En l’espèce, celle-ci n’étant pas incompatible avec la nature de l’affaire, il n’y a pas lieu de l’écarter.
PAR CES MOTIFS
Le juge des contentieux et de la protection, statuant publiquement, par mise à disposition au greffe, par jugement réputé contradictoire et en premier ressort,
CONSTATE la résiliation de plein droit du bail liant ICF Atlantique à Madame [G] [H] portant sur le logement sis [Adresse 7] [Adresse 12] en date du 15 août 2024 ;
CONDAMNE Madame [G] [H] à payer à la ICF Atlantique la somme de 12 443,27 euros selon décompte arrêté au 1er avril 2025, avec intérêts au taux légal à compter de la présente décision ;
ORDONNE, à défaut de départ volontaire des lieux, l’expulsion de Madame [G] [H], ainsi que celle de tous occupants de son chef, des lieux sis [Adresse 7] [Adresse 12], au besoin avec le concours de la force publique, ainsi que le transport des meubles laissés dans les lieux loués, conformément aux dispositions des articles L.433-1 et L.433-2 du code des procédures civiles d’exécution ;
RAPPELLE que l’expulsion ne pourra avoir lieu qu’à l’expiration d’un délai de deux mois suivant le commandement d’avoir à quitter les lieux et dans les conditions de l’article L.412-1 et suivants du code des procédures civiles d’exécution ;
RAPPELLE en outre que, nonobstant toute décision d’expulsion passée en force de chose jugée et malgré l’expiration des délais accordés au locataire, il doit être sursis à toute mesure d’expulsion non exécutée à la date du 1er novembre de chaque année jusqu’au 31 mars de l’année suivante, à moins que le relogement de l’intéressé soit assuré dans les conditions suffisantes respectant l’unité et les besoins des occupants ;
FIXE le montant de l’indemnité d’occupation mensuelle due par Madame [G] [H] à compter du 15 août 2024 date de la résiliation du bail, et jusqu’à la libération définitive des lieux, à une somme égale au montant du loyer mensuel indexé et des charges qui auraient été dus si le bail s’était poursuivi ;
DIT que l’indemnité d’occupation est due prorata temporis et payable à terme, au plus tard le 05 du mois suivant ;
DIT que le bailleur sera autorisé à indexer le loyer conformément aux dispositions contractuelles du bail résilié ;
RAPPELLE qu’une personne menacée d’expulsion sans relogement peut :
— Former une demande de délais supplémentaires auprès du Juge de l’Exécution
— Saisir, sous certaines conditions, la Commission DALO (adresse : DDETS du Calvados, Secrétariat de la Commission DALO, [Adresse 2]) en remplissant le formulaire CERFA n° 15036*01 à retirer à la Préfecture ou à télécharger sur le site service-public.fr.

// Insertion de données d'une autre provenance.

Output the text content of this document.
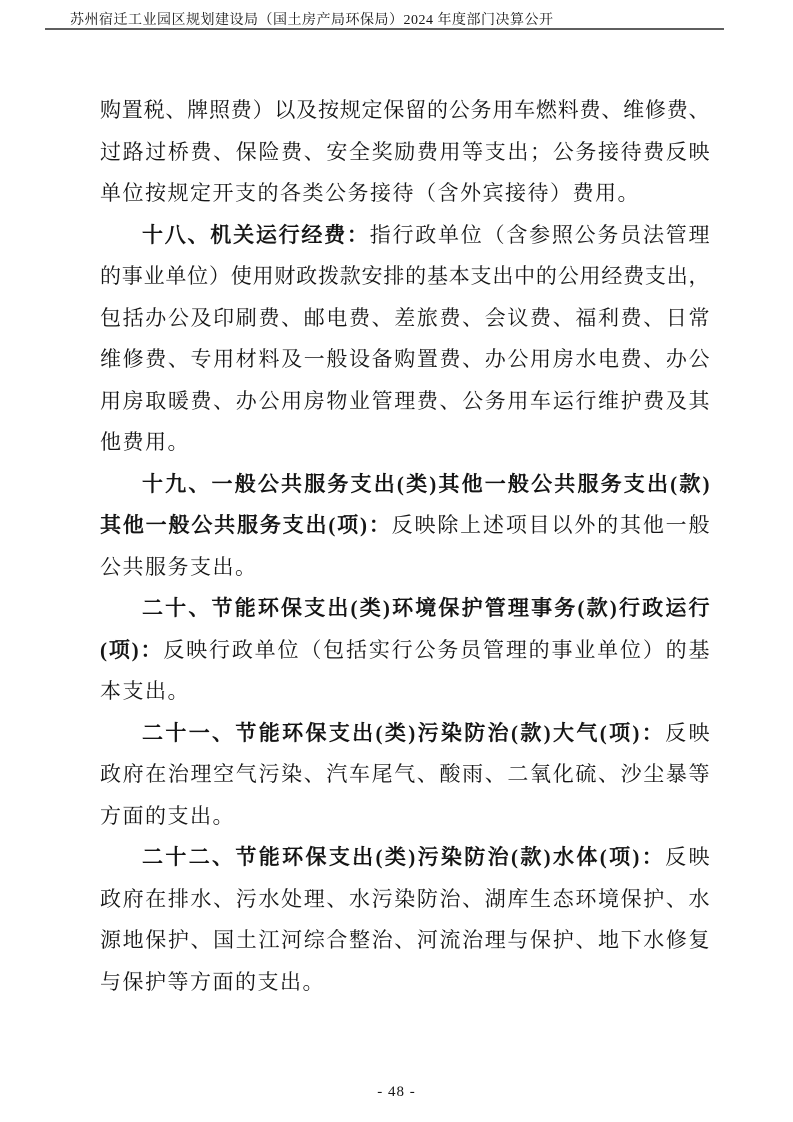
苏州宿迁工业园区规划建设局（国土房产局环保局）2024 年度部门决算公开
购置税、牌照费）以及按规定保留的公务用车燃料费、维修费、
过路过桥费、保险费、安全奖励费用等支出；公务接待费反映
单位按规定开支的各类公务接待（含外宾接待）费用。
十八、机关运行经费：指行政单位（含参照公务员法管理
的事业单位）使用财政拨款安排的基本支出中的公用经费支出，
包括办公及印刷费、邮电费、差旅费、会议费、福利费、日常
维修费、专用材料及一般设备购置费、办公用房水电费、办公
用房取暖费、办公用房物业管理费、公务用车运行维护费及其
他费用。
十九、一般公共服务支出(类)其他一般公共服务支出(款)
其他一般公共服务支出(项)：反映除上述项目以外的其他一般
公共服务支出。
二十、节能环保支出(类)环境保护管理事务(款)行政运行
(项)：反映行政单位（包括实行公务员管理的事业单位）的基
本支出。
二十一、节能环保支出(类)污染防治(款)大气(项)：反映
政府在治理空气污染、汽车尾气、酸雨、二氧化硫、沙尘暴等
方面的支出。
二十二、节能环保支出(类)污染防治(款)水体(项)：反映
政府在排水、污水处理、水污染防治、湖库生态环境保护、水
源地保护、国土江河综合整治、河流治理与保护、地下水修复
与保护等方面的支出。
- 48 -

CONDAMNE Madame [G] [H] aux dépens comprenant les frais de commandement de payer et d’assignation délivrés dans le cadre de la présente procédure sur le fondement de l’article 696 du code de procédure civile ;
CONDAMNE Madame [G] [H] à payer à ICF Atlantique une somme de 250 euros sur le fondement de l’article 700 du code de la procédure civile ;
DÉBOUTE les parties du surplus de leurs demandes plus amples et contraires ;
RAPPELLE que l’exécution provisoire du présent jugement est de droit ;
DIT qu’une copie de la présente décision sera transmise par le greffe à la Préfecture du Calvados.
Ainsi jugé et prononcé publiquement par mise à disposition de la décision au greffe, les parties en ayant été préalablement avisées conformément à l’alinéa 2 de l’article 450 du code de procédure civile et, après lecture, la minute a été signée par la juge et le greffier présent lors de la mise à disposition.